Quem antecipa aluguel pela primeira vez costuma chegar na mesma dúvida algumas semanas depois: recebi um valor grande de uma vez, e agora, como isso aparece no imposto de renda?
Este texto explica a lógica geral da tributação nesse cenário. Ele não substitui a orientação de um contador, e situações específicas realmente mudam o enquadramento.
Ponto de partida: o aluguel sempre foi tributado
Antes de falar da antecipação, vale fixar o que já existia.
Renda de aluguel é rendimento tributável. Quando o inquilino é pessoa física, o proprietário calcula e recolhe o imposto por conta própria, mês a mês, pelo carnê-leão. O cálculo segue a tabela progressiva mensal do IR e o pagamento vence no último dia útil do mês seguinte ao do recebimento, por DARF. O valor recolhido é depois compensado na declaração de ajuste anual.
Quando o inquilino é pessoa jurídica, a empresa retém o imposto na fonte. Nesse caso não há carnê-leão sobre esse rendimento, mas ele continua sendo informado na declaração.
Em ambos os casos, o imposto incide sobre o rendimento líquido. Podem ser deduzidos os valores que são ônus do proprietário, entre eles a comissão de administração paga à imobiliária, o IPTU e a taxa de condomínio.
O que a cessão muda
A antecipação de aluguel não é venda de imóvel e não é aplicação financeira. Ela é uma cessão de crédito, prevista nos artigos 286 a 298 do Código Civil, em que o proprietário transfere o direito de receber aluguéis que já eram dele.
Para pessoa física, a regra geral é que essa cessão não cria uma incidência nova de imposto de renda no momento em que o dinheiro entra na conta. O que existia antes continua existindo: o aluguel é rendimento tributável e segue sendo tributado pela regra normal.
Não se trata de benefício fiscal, e é importante não entender a operação como se fosse. O imposto não desaparece. Ele apenas não é criado uma segunda vez por causa da antecipação.

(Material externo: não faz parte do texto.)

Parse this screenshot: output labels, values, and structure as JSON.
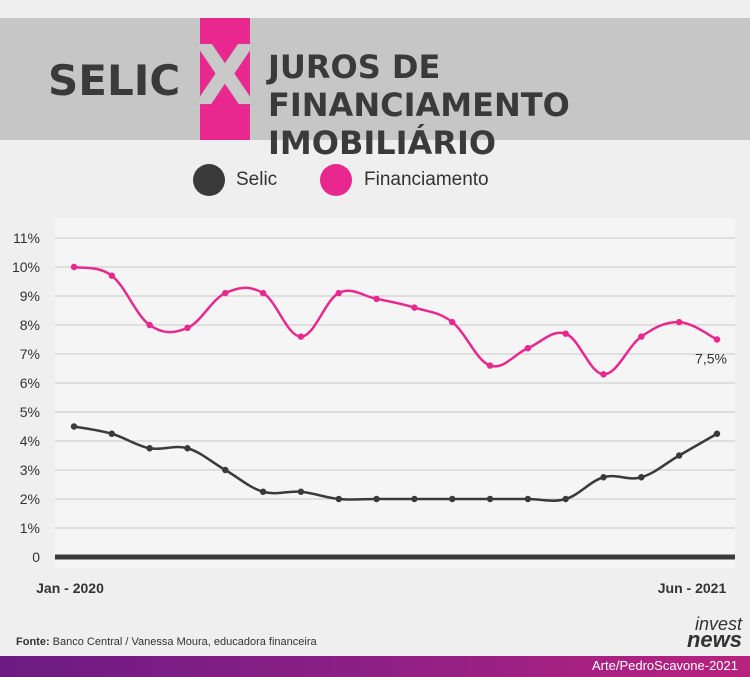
{
  "header": {
    "left_title": "SELIC",
    "x_letter": "X",
    "right_title_line1": "JUROS DE FINANCIAMENTO",
    "right_title_line2": "IMOBILIÁRIO"
  },
  "legend": {
    "selic_label": "Selic",
    "financiamento_label": "Financiamento"
  },
  "colors": {
    "selic": "#3a3a3a",
    "financiamento": "#e8278f",
    "banner": "#c6c6c6",
    "grid": "#c8c8c8"
  },
  "chart_data": {
    "type": "line",
    "x_start_label": "Jan - 2020",
    "x_end_label": "Jun - 2021",
    "ylim": [
      0,
      11
    ],
    "yticks": [
      "0",
      "1%",
      "2%",
      "3%",
      "4%",
      "5%",
      "6%",
      "7%",
      "8%",
      "9%",
      "10%",
      "11%"
    ],
    "grid": true,
    "legend_position": "top-left",
    "series": [
      {
        "name": "Selic",
        "values": [
          4.5,
          4.25,
          3.75,
          3.75,
          3.0,
          2.25,
          2.25,
          2.0,
          2.0,
          2.0,
          2.0,
          2.0,
          2.0,
          2.0,
          2.75,
          2.75,
          3.5,
          4.25
        ]
      },
      {
        "name": "Financiamento",
        "values": [
          10.0,
          9.7,
          8.0,
          7.9,
          9.1,
          9.1,
          7.6,
          9.1,
          8.9,
          8.6,
          8.1,
          6.6,
          7.2,
          7.7,
          6.3,
          7.6,
          8.1,
          7.5
        ]
      }
    ],
    "annotation": "7,5%"
  },
  "footer": {
    "source_label": "Fonte:",
    "source_text": " Banco Central / Vanessa Moura, educadora financeira",
    "brand_line1": "invest",
    "brand_line2": "news",
    "credit": "Arte/PedroScavone-2021"
  }
}
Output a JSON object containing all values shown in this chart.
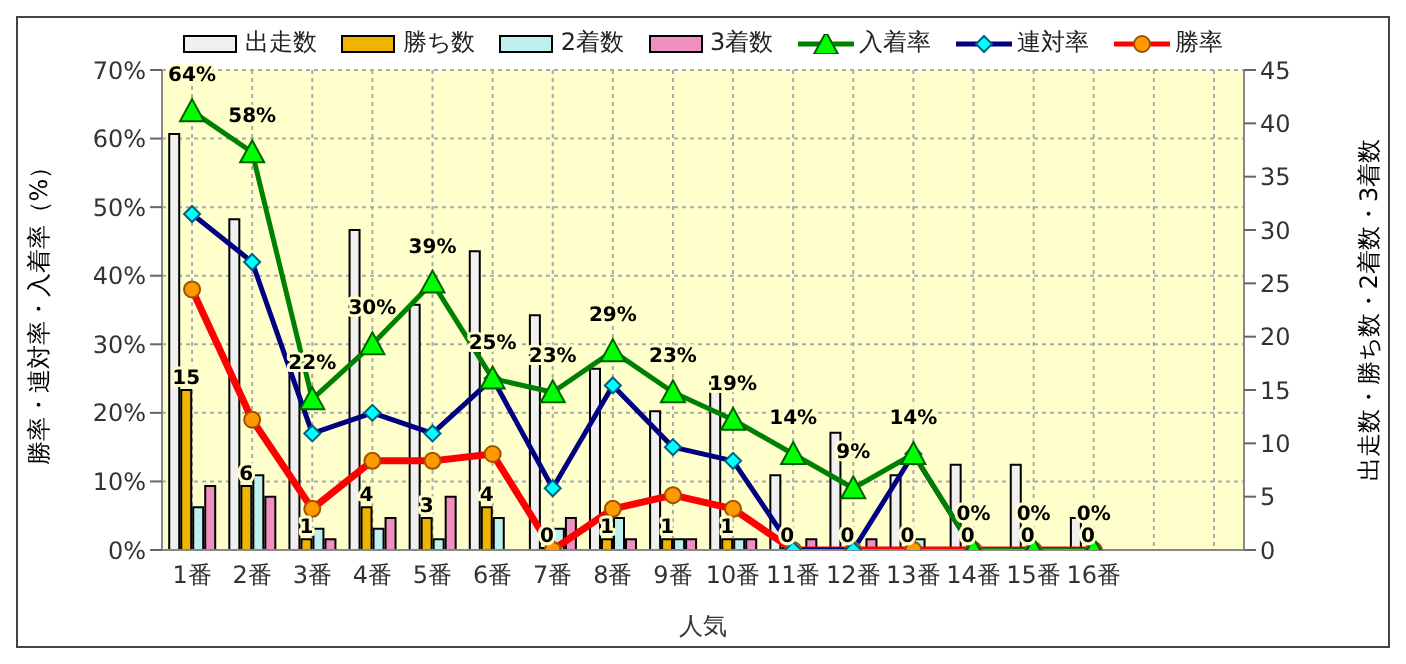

O que não aparece na declaração
Como não houve empréstimo, não há financiamento a informar na ficha de Dívidas e Ônus Reais. Não existe saldo devedor, não existe parcela e não existe credor.
É a mesma característica que faz a operação não constar em SPC ou Serasa e não afetar score de crédito. Do ponto de vista cadastral e patrimonial, o proprietário não deve nada a ninguém: ele vendeu um crédito que era seu.
Essa diferença tem efeito prático em quem pretende financiar um imóvel depois, porque a antecipação não consome capacidade de endividamento na análise do banco.
Por que ainda assim é caso de contador
Três motivos concretos, e nenhum deles é formalidade.
O enquadramento depende do perfil. Proprietário pessoa física, pessoa jurídica e holding patrimonial têm tratamentos diferentes, e imóvel em nome de empresa segue a regra do regime tributário dela.
O momento do reconhecimento importa. A forma como os aluguéis cedidos são reportados ao longo do período afeta o preenchimento do carnê-leão e da declaração anual, e é aí que mora a dúvida operacional da maioria dos casos.
E erro fiscal é caro e retroativo. Malha fina não expira no ano seguinte, então meia hora com um contador antes de operar vale bem mais do que a correção depois.
O que guardar
Dois documentos resolvem quase qualquer pergunta futura: o termo de cessão de recebíveis assinado e o comprovante da transferência.
O termo descreve quais meses foram cedidos, por qual valor e em que condições. O comprovante mostra a entrada do recurso na conta de titularidade do proprietário, que é a única conta para a qual a Anter transfere. Juntos, eles documentam a origem do dinheiro tanto para o contador quanto para a Receita, e servem também quando um banco pede comprovação de origem de recursos numa compra de imóvel.